We can figure out the initial volume backwards from the final conditions using the ideal gas law (P*V=n*R*T).

We want to use the ideal gas constant that corresponds to the given units. R=0.08206 L atm /(mol K).

First we should solve for n, the number of moles using the formula n= P*V / (R*T)

Using the final conditions of P_{F} = 1.2 atm, V_{F} = 48 Liters, and T_{F} = 320 K, we get n = 2.19 moles.

It's important to know that for a closed, non-reacting volume of a gas, the number of moles, n, is a constant no matter how the conditions change.
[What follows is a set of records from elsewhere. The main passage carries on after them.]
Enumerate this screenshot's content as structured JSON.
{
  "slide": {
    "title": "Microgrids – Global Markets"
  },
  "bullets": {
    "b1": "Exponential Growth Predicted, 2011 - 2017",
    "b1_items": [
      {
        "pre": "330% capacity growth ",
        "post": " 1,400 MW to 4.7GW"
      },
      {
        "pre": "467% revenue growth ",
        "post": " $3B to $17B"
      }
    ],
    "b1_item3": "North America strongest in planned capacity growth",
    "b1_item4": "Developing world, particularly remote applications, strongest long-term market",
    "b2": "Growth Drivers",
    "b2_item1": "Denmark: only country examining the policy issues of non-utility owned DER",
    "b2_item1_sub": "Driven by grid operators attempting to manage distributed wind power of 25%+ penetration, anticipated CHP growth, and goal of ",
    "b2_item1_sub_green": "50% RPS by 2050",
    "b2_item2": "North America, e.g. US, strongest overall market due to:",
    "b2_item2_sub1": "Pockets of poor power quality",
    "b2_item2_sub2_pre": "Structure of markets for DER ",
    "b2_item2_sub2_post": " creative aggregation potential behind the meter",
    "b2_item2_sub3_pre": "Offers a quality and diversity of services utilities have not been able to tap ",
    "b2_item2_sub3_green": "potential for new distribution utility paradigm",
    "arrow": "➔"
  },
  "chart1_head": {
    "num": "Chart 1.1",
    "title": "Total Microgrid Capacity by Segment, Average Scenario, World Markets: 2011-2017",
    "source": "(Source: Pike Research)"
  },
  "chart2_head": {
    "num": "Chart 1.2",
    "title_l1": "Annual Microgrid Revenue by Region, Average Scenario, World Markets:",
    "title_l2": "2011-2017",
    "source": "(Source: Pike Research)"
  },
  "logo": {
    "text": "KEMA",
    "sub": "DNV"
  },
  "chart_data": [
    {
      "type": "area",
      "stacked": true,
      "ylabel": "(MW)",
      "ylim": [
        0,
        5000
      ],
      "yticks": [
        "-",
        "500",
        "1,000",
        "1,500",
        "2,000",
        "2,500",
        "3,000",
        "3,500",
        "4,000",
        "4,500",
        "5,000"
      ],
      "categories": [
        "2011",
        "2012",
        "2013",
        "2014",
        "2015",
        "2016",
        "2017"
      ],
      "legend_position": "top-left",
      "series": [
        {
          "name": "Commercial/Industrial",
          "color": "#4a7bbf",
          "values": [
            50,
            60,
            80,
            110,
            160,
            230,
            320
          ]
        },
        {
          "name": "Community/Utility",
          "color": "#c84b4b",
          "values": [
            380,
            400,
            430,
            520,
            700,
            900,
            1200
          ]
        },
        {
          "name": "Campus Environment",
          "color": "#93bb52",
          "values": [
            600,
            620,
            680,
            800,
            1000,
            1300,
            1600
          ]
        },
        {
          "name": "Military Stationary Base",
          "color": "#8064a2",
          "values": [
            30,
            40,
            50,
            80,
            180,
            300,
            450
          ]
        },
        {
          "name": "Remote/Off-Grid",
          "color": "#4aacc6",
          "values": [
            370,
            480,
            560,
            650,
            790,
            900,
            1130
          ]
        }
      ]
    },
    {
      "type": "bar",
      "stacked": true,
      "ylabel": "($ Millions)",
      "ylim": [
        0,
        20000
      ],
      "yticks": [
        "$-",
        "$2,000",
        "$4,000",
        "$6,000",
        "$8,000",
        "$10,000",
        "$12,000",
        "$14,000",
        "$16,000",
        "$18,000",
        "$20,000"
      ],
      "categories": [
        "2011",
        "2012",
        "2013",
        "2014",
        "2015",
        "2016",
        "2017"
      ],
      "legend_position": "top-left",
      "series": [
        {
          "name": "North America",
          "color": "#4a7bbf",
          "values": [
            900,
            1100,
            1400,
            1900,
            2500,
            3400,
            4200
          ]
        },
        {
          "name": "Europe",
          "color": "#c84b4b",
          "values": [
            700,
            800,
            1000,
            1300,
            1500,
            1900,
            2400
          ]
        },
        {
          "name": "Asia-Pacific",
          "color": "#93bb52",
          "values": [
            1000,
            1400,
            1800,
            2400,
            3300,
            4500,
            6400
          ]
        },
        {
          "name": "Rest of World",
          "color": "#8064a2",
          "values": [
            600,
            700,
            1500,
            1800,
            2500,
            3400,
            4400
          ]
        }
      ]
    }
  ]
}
So, now that we know n, we can solve for the initial volume by rearranging the ideal gas law again. V= (n*R*T)/P.

Using the initial conditions of T_{I} = 325 K, P_{I} = 0.5 atm, and n= 2.19 moles, we get V_{I} = 117 L.

Another easier and quicker method of solving this uses the fact that both the ideal gas constant and n are constants. From the ideal gas law this means P*V / T = n*R = constant. Therefore P_{I}*V_{I} / T_{I} = P_{F}*V_{F} / T_{F}.

We rearrange to solve for initial volume: V_{I }= P_{F}*V_{F}*T_{I }/ (P_{I}*T_{F})

Using this method we get the same answer V_{I}=117 L, without having to solve for n, the number of moles or using the ideal gas constant. Hope this helps!